I don't believe that drug use is good, for various reasons, but the intervention of the state into the private lives of its citizens (where that behaviour is consensual), is far worse.
i think it's truly to the great shame of this nation that inert, non-sentient chemicals are defeating our nation's police so soundly.
basically, it all comes down to whether or not you feel people have a right to fuck with themselves in ways you don't necessarily approve of. mr. dobbs obviously belongs to the larger of the two camps.
fwiw, my favorite members of this group are the drug users who are against legalization, since some people do stupid things and that's scary.
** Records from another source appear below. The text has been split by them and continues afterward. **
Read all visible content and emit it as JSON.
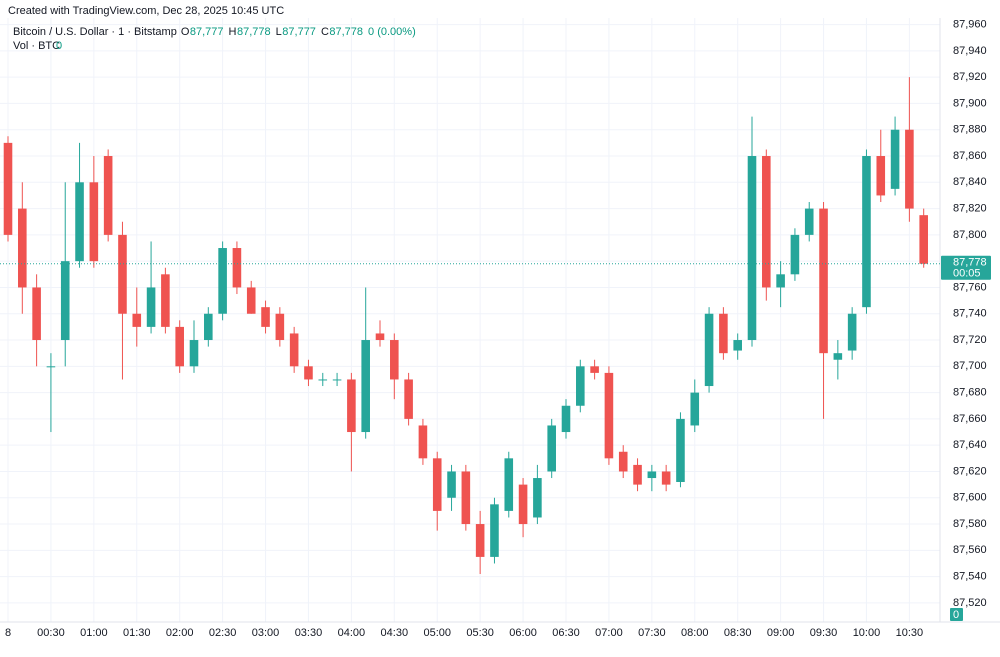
{
  "chart_data": {
    "type": "candlestick",
    "credit": "Created with TradingView.com, Dec 28, 2025 10:45 UTC",
    "symbol": "Bitcoin / U.S. Dollar · 1 · Bitstamp",
    "legend": {
      "o_label": "O",
      "open": "87,777",
      "h_label": "H",
      "high": "87,778",
      "l_label": "L",
      "low": "87,777",
      "c_label": "C",
      "close": "87,778",
      "change": "0 (0.00%)"
    },
    "volume_title": "Vol · BTC",
    "volume_value": "0",
    "up_color": "#26a69a",
    "down_color": "#ef5350",
    "grid": true,
    "xlim": [
      "00:00",
      "10:50"
    ],
    "ylim": [
      87507,
      87965
    ],
    "xticks": [
      {
        "value": "00:00",
        "label": "8"
      },
      "00:30",
      "01:00",
      "01:30",
      "02:00",
      "02:30",
      "03:00",
      "03:30",
      "04:00",
      "04:30",
      "05:00",
      "05:30",
      "06:00",
      "06:30",
      "07:00",
      "07:30",
      "08:00",
      "08:30",
      "09:00",
      "09:30",
      "10:00",
      "10:30"
    ],
    "yticks": [
      {
        "value": 87520,
        "label": "87,520"
      },
      {
        "value": 87540,
        "label": "87,540"
      },
      {
        "value": 87560,
        "label": "87,560"
      },
      {
        "value": 87580,
        "label": "87,580"
      },
      {
        "value": 87600,
        "label": "87,600"
      },
      {
        "value": 87620,
        "label": "87,620"
      },
      {
        "value": 87640,
        "label": "87,640"
      },
      {
        "value": 87660,
        "label": "87,660"
      },
      {
        "value": 87680,
        "label": "87,680"
      },
      {
        "value": 87700,
        "label": "87,700"
      },
      {
        "value": 87720,
        "label": "87,720"
      },
      {
        "value": 87740,
        "label": "87,740"
      },
      {
        "value": 87760,
        "label": "87,760"
      },
      {
        "value": 87780,
        "label": "87,780"
      },
      {
        "value": 87800,
        "label": "87,800"
      },
      {
        "value": 87820,
        "label": "87,820"
      },
      {
        "value": 87840,
        "label": "87,840"
      },
      {
        "value": 87860,
        "label": "87,860"
      },
      {
        "value": 87880,
        "label": "87,880"
      },
      {
        "value": 87900,
        "label": "87,900"
      },
      {
        "value": 87920,
        "label": "87,920"
      },
      {
        "value": 87940,
        "label": "87,940"
      },
      {
        "value": 87960,
        "label": "87,960"
      }
    ],
    "last_price": {
      "value": 87778,
      "label": "87,778"
    },
    "countdown": "00:05",
    "x": [
      "00:00",
      "00:10",
      "00:20",
      "00:30",
      "00:40",
      "00:50",
      "01:00",
      "01:10",
      "01:20",
      "01:30",
      "01:40",
      "01:50",
      "02:00",
      "02:10",
      "02:20",
      "02:30",
      "02:40",
      "02:50",
      "03:00",
      "03:10",
      "03:20",
      "03:30",
      "03:40",
      "03:50",
      "04:00",
      "04:10",
      "04:20",
      "04:30",
      "04:40",
      "04:50",
      "05:00",
      "05:10",
      "05:20",
      "05:30",
      "05:40",
      "05:50",
      "06:00",
      "06:10",
      "06:20",
      "06:30",
      "06:40",
      "06:50",
      "07:00",
      "07:10",
      "07:20",
      "07:30",
      "07:40",
      "07:50",
      "08:00",
      "08:10",
      "08:20",
      "08:30",
      "08:40",
      "08:50",
      "09:00",
      "09:10",
      "09:20",
      "09:30",
      "09:40",
      "09:50",
      "10:00",
      "10:10",
      "10:20",
      "10:30",
      "10:40"
    ],
    "open": [
      87870,
      87820,
      87760,
      87700,
      87720,
      87780,
      87840,
      87860,
      87800,
      87740,
      87730,
      87770,
      87730,
      87700,
      87720,
      87740,
      87790,
      87760,
      87745,
      87740,
      87725,
      87700,
      87690,
      87690,
      87690,
      87650,
      87725,
      87720,
      87690,
      87655,
      87630,
      87600,
      87620,
      87580,
      87555,
      87590,
      87610,
      87585,
      87620,
      87650,
      87670,
      87700,
      87695,
      87635,
      87625,
      87615,
      87620,
      87612,
      87655,
      87685,
      87740,
      87712,
      87720,
      87860,
      87760,
      87770,
      87800,
      87820,
      87705,
      87712,
      87745,
      87860,
      87835,
      87880,
      87815
    ],
    "high": [
      87875,
      87840,
      87770,
      87710,
      87840,
      87870,
      87860,
      87865,
      87810,
      87760,
      87795,
      87775,
      87735,
      87735,
      87745,
      87795,
      87795,
      87765,
      87750,
      87745,
      87730,
      87705,
      87695,
      87695,
      87695,
      87760,
      87735,
      87725,
      87695,
      87660,
      87635,
      87625,
      87625,
      87590,
      87600,
      87635,
      87615,
      87625,
      87660,
      87675,
      87705,
      87705,
      87700,
      87640,
      87630,
      87625,
      87625,
      87665,
      87690,
      87745,
      87745,
      87725,
      87890,
      87865,
      87780,
      87805,
      87825,
      87825,
      87720,
      87745,
      87865,
      87880,
      87890,
      87920,
      87820
    ],
    "low": [
      87795,
      87740,
      87700,
      87650,
      87700,
      87775,
      87775,
      87795,
      87690,
      87715,
      87725,
      87725,
      87695,
      87695,
      87715,
      87735,
      87755,
      87740,
      87725,
      87715,
      87695,
      87685,
      87685,
      87685,
      87620,
      87645,
      87715,
      87675,
      87655,
      87625,
      87575,
      87590,
      87575,
      87542,
      87550,
      87585,
      87570,
      87580,
      87615,
      87645,
      87665,
      87690,
      87625,
      87615,
      87605,
      87605,
      87605,
      87608,
      87650,
      87680,
      87705,
      87705,
      87715,
      87750,
      87745,
      87765,
      87795,
      87660,
      87690,
      87705,
      87740,
      87825,
      87830,
      87810,
      87775
    ],
    "close": [
      87800,
      87760,
      87720,
      87700,
      87780,
      87840,
      87780,
      87800,
      87740,
      87730,
      87760,
      87730,
      87700,
      87720,
      87740,
      87790,
      87760,
      87740,
      87730,
      87720,
      87700,
      87690,
      87690,
      87690,
      87650,
      87720,
      87720,
      87690,
      87660,
      87630,
      87590,
      87620,
      87580,
      87555,
      87595,
      87630,
      87580,
      87615,
      87655,
      87670,
      87700,
      87695,
      87630,
      87620,
      87610,
      87620,
      87610,
      87660,
      87680,
      87740,
      87710,
      87720,
      87860,
      87760,
      87770,
      87800,
      87820,
      87710,
      87710,
      87740,
      87860,
      87830,
      87880,
      87820,
      87778
    ]
  }
}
"Anyone who is for prohibition is making money hand over fist!" What we have to understand, Ira, is that the vast majority of people on the other side have the purest of motives - they want to reduce crime, protect children, improve their neighborhoods, and reduce the harm associatec with drug use. They just want to go about it all wrong. We won't get anywhere by making demonstrably false assertions about the opposition.
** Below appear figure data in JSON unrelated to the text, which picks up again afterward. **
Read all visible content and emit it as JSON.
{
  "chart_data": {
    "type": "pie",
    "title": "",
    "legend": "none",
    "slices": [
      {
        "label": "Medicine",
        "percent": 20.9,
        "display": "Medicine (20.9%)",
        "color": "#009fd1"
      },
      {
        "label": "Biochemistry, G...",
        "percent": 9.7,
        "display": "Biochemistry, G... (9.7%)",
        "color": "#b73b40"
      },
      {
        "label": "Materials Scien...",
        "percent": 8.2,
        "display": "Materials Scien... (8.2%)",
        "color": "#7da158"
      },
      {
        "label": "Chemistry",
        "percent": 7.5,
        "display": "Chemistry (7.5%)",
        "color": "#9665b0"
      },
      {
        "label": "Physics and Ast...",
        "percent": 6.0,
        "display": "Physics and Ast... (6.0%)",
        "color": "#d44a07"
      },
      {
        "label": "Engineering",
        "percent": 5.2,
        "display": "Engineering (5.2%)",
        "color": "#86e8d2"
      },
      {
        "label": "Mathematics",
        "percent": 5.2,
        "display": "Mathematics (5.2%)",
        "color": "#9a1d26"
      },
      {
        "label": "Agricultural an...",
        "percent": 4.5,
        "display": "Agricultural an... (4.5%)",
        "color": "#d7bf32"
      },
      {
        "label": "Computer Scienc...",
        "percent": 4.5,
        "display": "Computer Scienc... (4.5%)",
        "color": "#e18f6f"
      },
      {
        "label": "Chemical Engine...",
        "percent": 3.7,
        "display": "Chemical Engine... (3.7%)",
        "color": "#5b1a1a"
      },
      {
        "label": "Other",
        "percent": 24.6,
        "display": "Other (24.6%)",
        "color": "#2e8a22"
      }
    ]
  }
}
And ending the drug war is not about firing half the cops in the country. I'd rather make them community police, and have them walk beats in people's neighborhoods, so little old ladies feel safe going to the corner store. That's what police are for.
"Depending on your POV, all these costs are either a) due to government's irrational attempt to restrict people's pharmacuetical choices, or
b) peoples' unwillingness to obey the government and stop using drugs."
Whenever I saw those stupid anti-drug ads that said something like "I financed a killing . . .", I always thought, yeah, but the same is just as true of the governement's war on drugs: it is just as responsible for financing the killing as the drug user who bought the "weed, coke ... whatever". But there isn't complete symmetry here. If a drug user quits, the impact on the illegal drug trade is INsignificant. If the government quits the drug war, the impact is SIGNIFICANT.
Non-medicinal, reality-distorting drugs are bad. The illegality of such drugs is necessary to reinforce--strongly--the negative social costs and aspects of drug use.
"Non-medicinal, reality-distorting drugs are bad. The illegality of such drugs is necessary to reinforce--strongly--the negative social costs and aspects of drug use."
It seems to me that Prohabition & the Drug War have proven to have negative social costs far exceeding the social costs of the alchohol & drug use they were designed to prevent.
Joe:
You're right, I shouldn't make such sweeping statements. I actually meant that public officials who have a vested interest in continuing the drug war are making money from it hand over fist, either from their salaries or funding from the kooky anti-drug foundations.
I'm also not saying that we would immediately fire half the cops in the country with legalization, but they would have very little to do without a drug war, especially probation and correction officers.
Perhaps a loan program could be tied into the legaization bill that would give former officers low interest loans to open up Amsterdam style coffeehouses? That way they'd be employed and a little mellowed out.
I will guarantee, David, that the armed criminal gangs in my state's cities have greater "negative social costs and aspects" than the substances they profit from. Creating a black market is bad, and this one is hugely profitable. Capone's gage revolved around liquor.